One note, addressed "Dear World," appears to have been premised on the idea that the assassination attempt would be unsuccessful.
"This was an assassination attempt on Donald Trump but I failed you. I tried my best and gave it all the gumption I could muster. It is up to you now to finish the job; and I will offer $150,000 to whomever can complete the job," the note said, according to prosecutors.
The letter offers "substantial evidence of his intent," Assistant U.S. Attorney Mark Dispoto said in court Monday.
"That's the message he wanted to send to the world in advance of this incident" he said.
Routh is currently charged with illegally possessing his gun in spite of multiple felony convictions, including two charges of possessing stolen goods in 2002 in North Carolina, and with possessing a firearm with an obliterated serial number.
But Dispoto said prosecutors would pursue additional charges before a grand jury accusing him of having tried to "assassinate a major political candidate."
Spending deal averts a possible federal shutdown and funds the government into December
Congressional leaders announced an agreement Sunday on a short-term spending bill that will fund federal agencies for about three months, averting a possible partial government shutdown when the new budget year begins Oct. 1 and pushing final decisions until after the November election.
Lawmakers have struggled to get to this point as the current budget year winds to a close at month's end. At the urging of the most conservative members of his conference, House Speaker Mike Johnson, R-La., had linked temporary funding with a mandate that would have compelled states to require proof of citizenship when people register to vote.
But Johnson could not get all Republicans on board even as the party's presidential nominee, Donald Trump, insisted on that package. Trump said Republican lawmakers should not support a stop-gap measure without the voting requirement, but the bill went down to defeat anyway, with 14 Republicans opposing it.
Bipartisan negotiations began in earnest shortly after that, with leadership agreeing to extend funding into mid-December.

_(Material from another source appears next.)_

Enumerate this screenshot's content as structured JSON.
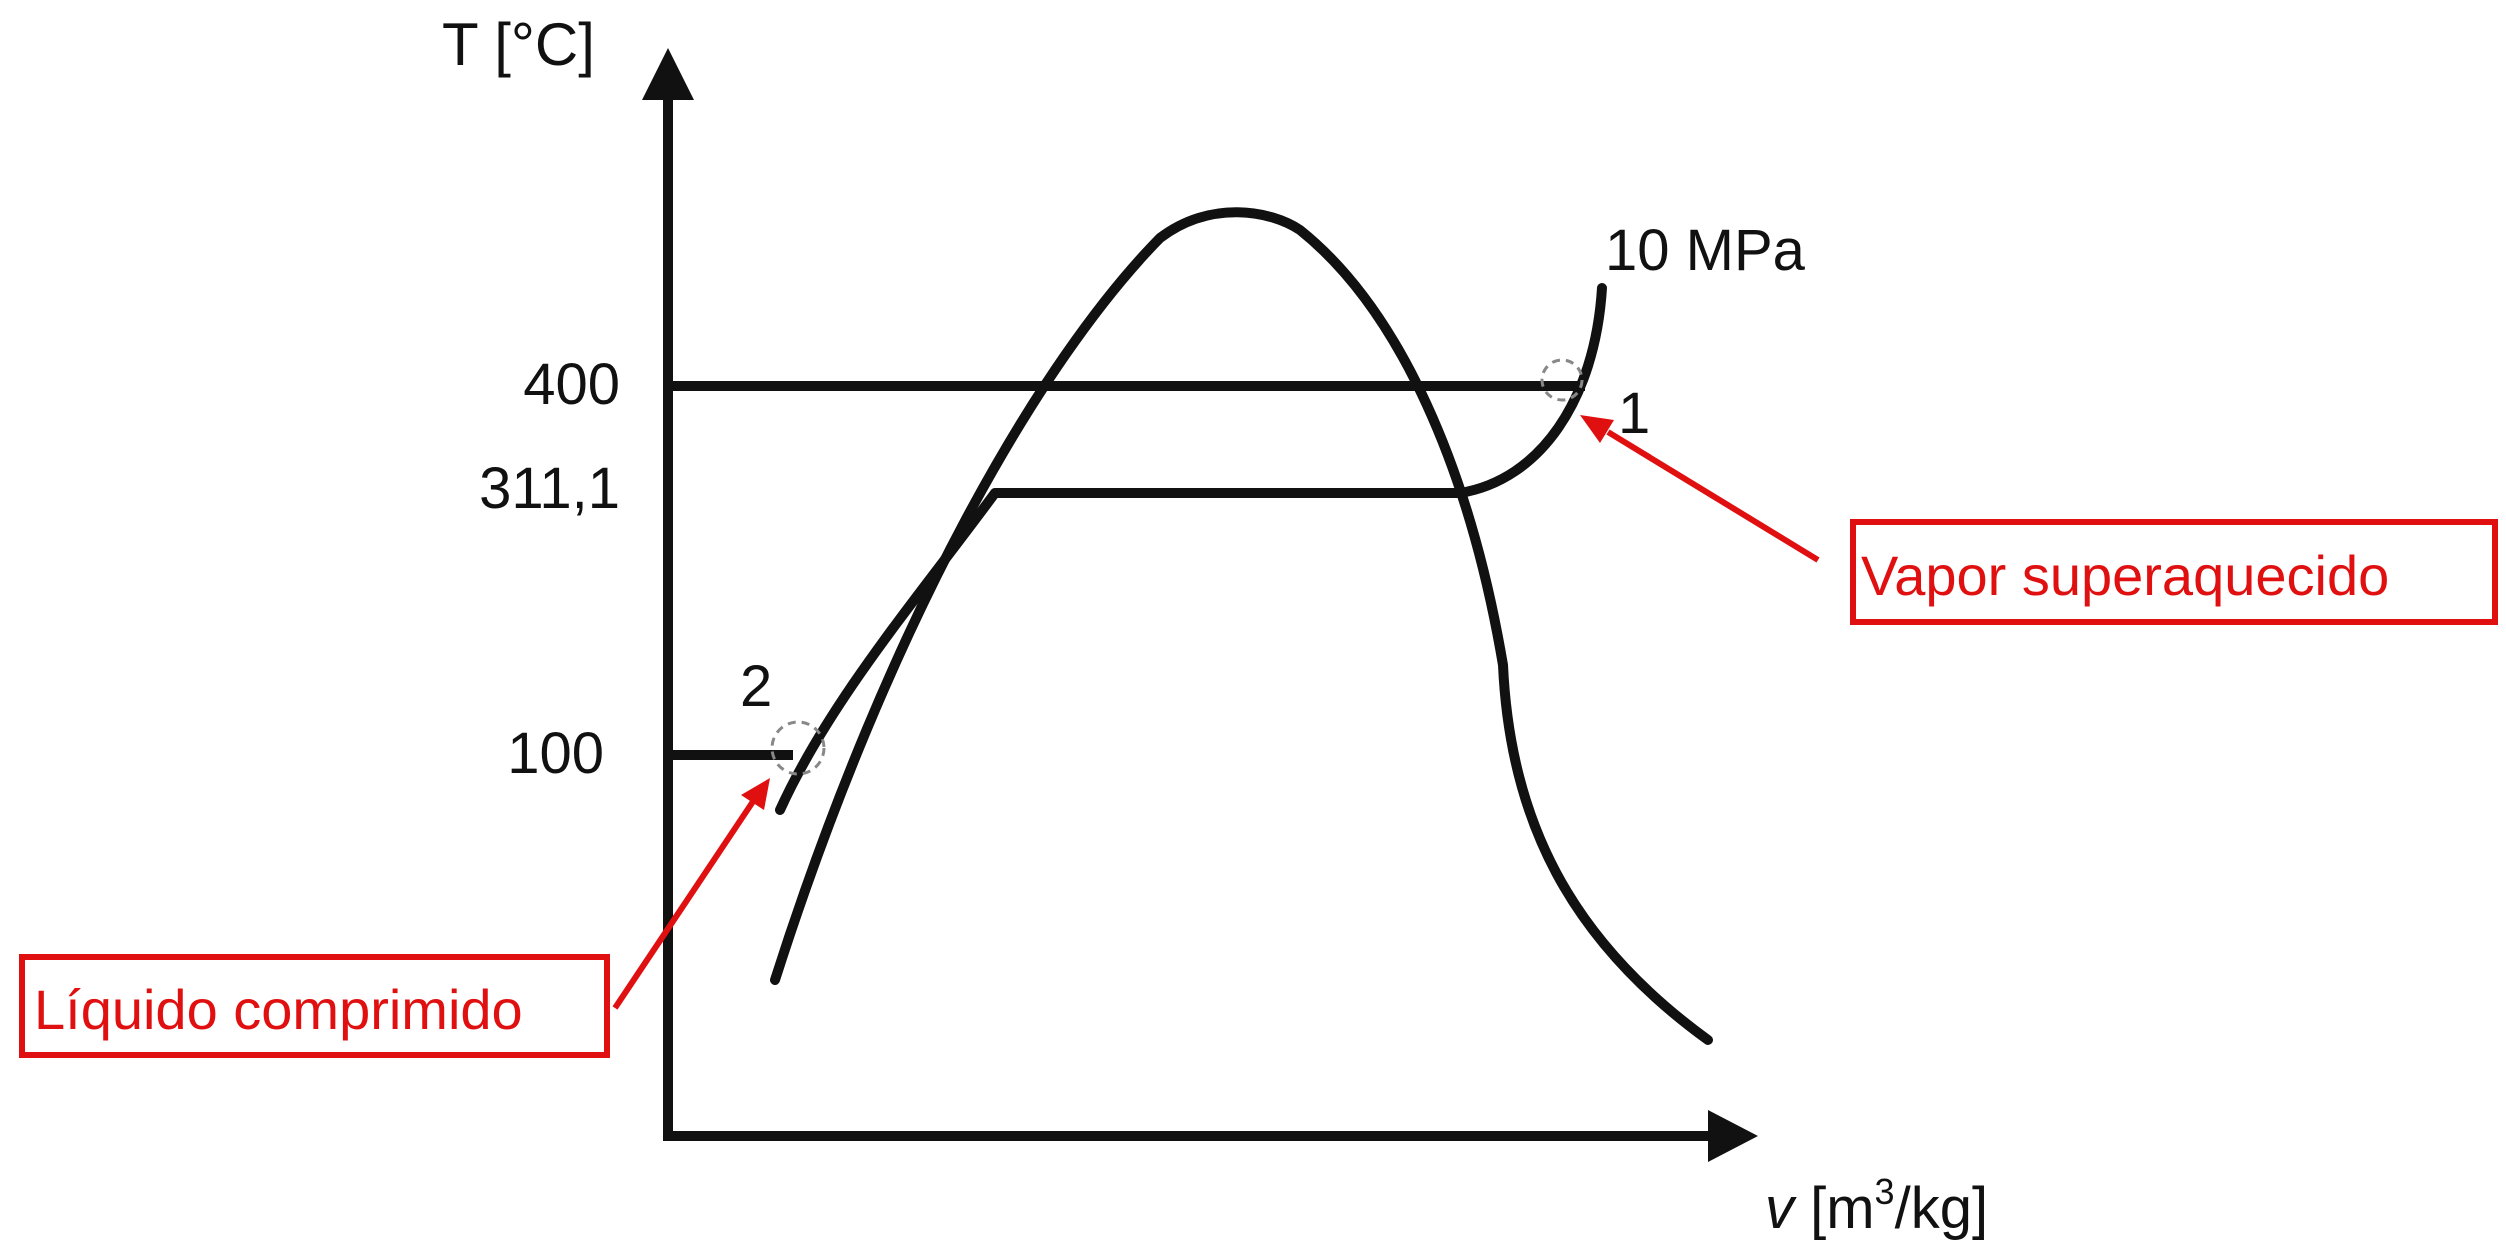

That gives the current Congress the ability to fashion a full-year spending bill after the Nov. 5 election, rather than push that responsibility to the next Congress and president.
In a letter to Republican colleagues, Johnson said the budget measure would be "very narrow, bare-bones" and include "only the extensions that are absolutely necessary."
"While this is not the solution any of us prefer, it is the most prudent path forward under the present circumstances," Johnson wrote. "As history has taught and current polling affirms, shutting the government down less than 40 days from a fateful election would be an act of political malpractice."